Laércio Portela / 15/03/2017

A maioria dos recifenses mal tinha começado a curar a ressaca de Carnaval quando o prefeito Geraldo Julio (PSB) e seu staff chegaram ao prédio do Paço do Frevo, no Centro, para fazer um balanço da festa em coletiva à imprensa, na tarde da quarta-feira de Cinzas. Os jornalistas receberam duas dezenas de dados (número de foliões nas ruas, percentual de ocupação dos hotéis, testes de HIV realizados, toneladas de lixos recolhidos e etc), mas nada foi dito ou perguntado sobre a ocupação de espaços públicos por camarotes privados.

Detalhe: há 30 dias adormecia nas gavetas do Poder Público Municipal pedido de informações da Câmara de Vereadores sobre as cessões de espaços públicos feitas pela Prefeitura a empresas e grupos privados que montaram camarotes e comercializaram milhares de ingressos na Praça Sérgio Loreto, na Avenida Dantas Barreto e na Avenida Sul, durante o desfile do Galo da Madrugada.
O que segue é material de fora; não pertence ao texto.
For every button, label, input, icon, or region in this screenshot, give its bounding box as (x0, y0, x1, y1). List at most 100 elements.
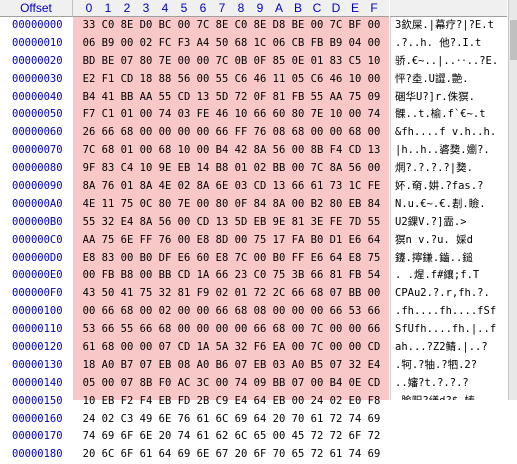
hex-byte[interactable]: BE (288, 17, 308, 35)
hex-byte[interactable]: 03 (231, 178, 251, 196)
hex-byte[interactable]: 8A (136, 178, 156, 196)
hex-byte[interactable]: 68 (231, 35, 251, 53)
hex-byte[interactable]: 8A (193, 178, 213, 196)
hex-byte[interactable]: 24 (307, 393, 327, 411)
hex-byte[interactable]: 00 (193, 124, 213, 142)
hex-byte[interactable]: 0E (345, 375, 365, 393)
hex-byte[interactable]: 62 (212, 428, 232, 446)
hex-byte[interactable]: 7D (345, 214, 365, 232)
hex-byte[interactable]: 33 (79, 17, 99, 35)
hex-byte[interactable]: 00 (136, 339, 156, 357)
hex-byte[interactable]: 80 (288, 106, 308, 124)
hex-byte[interactable]: F1 (98, 71, 118, 89)
hex-byte[interactable]: 66 (364, 321, 384, 339)
hex-byte[interactable]: 61 (79, 339, 99, 357)
hex-byte[interactable]: 69 (174, 446, 194, 464)
hex-byte[interactable]: 75 (136, 285, 156, 303)
hex-byte[interactable]: 66 (288, 285, 308, 303)
hex-byte[interactable]: CD (364, 375, 384, 393)
hex-byte[interactable]: B4 (326, 375, 346, 393)
hex-byte[interactable]: 72 (231, 89, 251, 107)
hex-byte[interactable]: E4 (231, 393, 251, 411)
hex-byte[interactable]: 32 (155, 285, 175, 303)
hex-byte[interactable]: 61 (307, 178, 327, 196)
hex-byte[interactable]: 07 (136, 357, 156, 375)
hex-byte[interactable]: 68 (307, 285, 327, 303)
hex-byte[interactable]: C3 (117, 411, 137, 429)
hex-byte[interactable]: 69 (98, 428, 118, 446)
hex-byte[interactable]: 66 (212, 303, 232, 321)
hex-byte[interactable]: C0 (231, 17, 251, 35)
hex-byte[interactable]: 68 (98, 339, 118, 357)
hex-byte[interactable]: 75 (98, 232, 118, 250)
hex-byte[interactable]: FF (231, 124, 251, 142)
hex-byte[interactable]: 01 (231, 160, 251, 178)
hex-byte[interactable]: 10 (174, 142, 194, 160)
hex-byte[interactable]: 07 (231, 357, 251, 375)
hex-byte[interactable]: 0F (250, 53, 270, 71)
hex-byte[interactable]: 76 (174, 411, 194, 429)
hex-byte[interactable]: 65 (250, 428, 270, 446)
hex-byte[interactable]: 8A (79, 178, 99, 196)
hex-byte[interactable]: 00 (193, 71, 213, 89)
hex-byte[interactable]: AC (174, 375, 194, 393)
hex-byte[interactable]: 75 (250, 232, 270, 250)
hex-byte[interactable]: FE (193, 106, 213, 124)
hex-byte[interactable]: 55 (212, 71, 232, 89)
hex-byte[interactable]: 73 (326, 178, 346, 196)
hex-byte[interactable]: 0E (288, 53, 308, 71)
hex-byte[interactable]: B0 (269, 250, 289, 268)
hex-byte[interactable]: 0B (231, 53, 251, 71)
hex-byte[interactable]: 02 (250, 160, 270, 178)
hex-byte[interactable]: A4 (193, 35, 213, 53)
hex-byte[interactable]: 6E (155, 411, 175, 429)
hex-byte[interactable]: 05 (288, 71, 308, 89)
hex-byte[interactable]: 5A (212, 339, 232, 357)
hex-byte[interactable]: 68 (231, 303, 251, 321)
hex-byte[interactable]: E6 (345, 232, 365, 250)
hex-byte[interactable]: 46 (326, 71, 346, 89)
hex-byte[interactable]: F4 (326, 142, 346, 160)
hex-byte[interactable]: A0 (98, 357, 118, 375)
hex-byte[interactable]: 01 (117, 178, 137, 196)
hex-byte[interactable]: CB (288, 35, 308, 53)
hex-byte[interactable]: B4 (212, 142, 232, 160)
hex-byte[interactable]: 53 (79, 321, 99, 339)
hex-byte[interactable]: 00 (364, 35, 384, 53)
hex-byte[interactable]: FB (345, 267, 365, 285)
hex-byte[interactable]: 65 (288, 446, 308, 464)
hex-byte[interactable]: F8 (364, 393, 384, 411)
hex-byte[interactable]: 00 (345, 339, 365, 357)
hex-byte[interactable]: 74 (79, 428, 99, 446)
hex-byte[interactable]: E8 (212, 250, 232, 268)
hex-byte[interactable]: 88 (155, 71, 175, 89)
hex-byte[interactable]: 8E (250, 17, 270, 35)
hex-byte[interactable]: E6 (307, 250, 327, 268)
hex-byte[interactable]: 23 (231, 267, 251, 285)
hex-byte[interactable]: 00 (98, 375, 118, 393)
hex-byte[interactable]: 64 (326, 250, 346, 268)
hex-byte[interactable]: FD (174, 393, 194, 411)
hex-byte[interactable]: B5 (307, 357, 327, 375)
hex-byte[interactable]: 05 (79, 375, 99, 393)
hex-byte[interactable]: 13 (269, 178, 289, 196)
hex-byte[interactable]: C6 (307, 71, 327, 89)
hex-byte[interactable]: 01 (117, 106, 137, 124)
hex-byte[interactable]: 08 (269, 124, 289, 142)
hex-byte[interactable]: 61 (136, 446, 156, 464)
hex-byte[interactable]: 00 (79, 267, 99, 285)
hex-byte[interactable]: 00 (364, 17, 384, 35)
hex-byte[interactable]: C9 (212, 393, 232, 411)
hex-byte[interactable]: 6C (98, 446, 118, 464)
hex-byte[interactable]: 68 (155, 321, 175, 339)
hex-byte[interactable]: E8 (193, 232, 213, 250)
hex-byte[interactable]: 46 (212, 106, 232, 124)
hex-byte[interactable]: AA (136, 89, 156, 107)
hex-byte[interactable]: 10 (231, 106, 251, 124)
hex-byte[interactable]: 00 (288, 160, 308, 178)
hex-byte[interactable]: E4 (117, 214, 137, 232)
hex-byte[interactable]: 32 (98, 214, 118, 232)
hex-byte[interactable]: CD (193, 214, 213, 232)
hex-byte[interactable]: 80 (155, 196, 175, 214)
hex-byte[interactable]: 11 (269, 71, 289, 89)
Tema caro à sociedade civil organizada, a conformação das relações público-privadas na ocupação e no desenho do espaço urbano não costuma comover a imprensa. Essa indiferença fica ainda mais evidente na cobertura apoteótica e ufanista do Carnaval. Mais vale falar do brilho, da alegria, das cores e da magia do folião ou das presenças “marcantes” de celebridades nos camarotes do que mostrar o outro lado da moeda: os mecanismos pelos quais o Poder Público e o Poder Privado se associam, legitima ou ilegitimamente, para colocar o “espetáculo” de pé.

O uso privado do bem público

O pedido de informações que está na Prefeitura desde o dia 31 de janeiro é fruto de requerimento encaminhado à Mesa Diretora da Câmara pelo vereador Ivan Moraes (PSOL). Nele são solicitados todos os documentos legais necessários para dar transparência à relação público-privada na cessão de praças, ruas e prédios públicos para montagem de camarotes privados.

A Câmara quer ter acesso à cópia do “Termo de Permissão de Uso de Bem Público de Uso Comum do Povo e de quaisquer outros instrumentos” relativos à cessão de espaços públicos pela Prefeitura do Recife para o Clube de Máscaras Galo da Madrugada nos últimos cinco anos, incluindo 2017.

Pede-se também cópia dos instrumentos legais que autorizam o uso do solo e a instalação de três dos maiores camarotes privados montados no desfile do Galo da Madrugada: o Camarote Downtown, na Praça Sérgio Loreto; o Camarote Spettus, na Avenida Dantas Barreto; e o Camarote Balança a Rolha, embaixo do Viaduto Capitão Temudo.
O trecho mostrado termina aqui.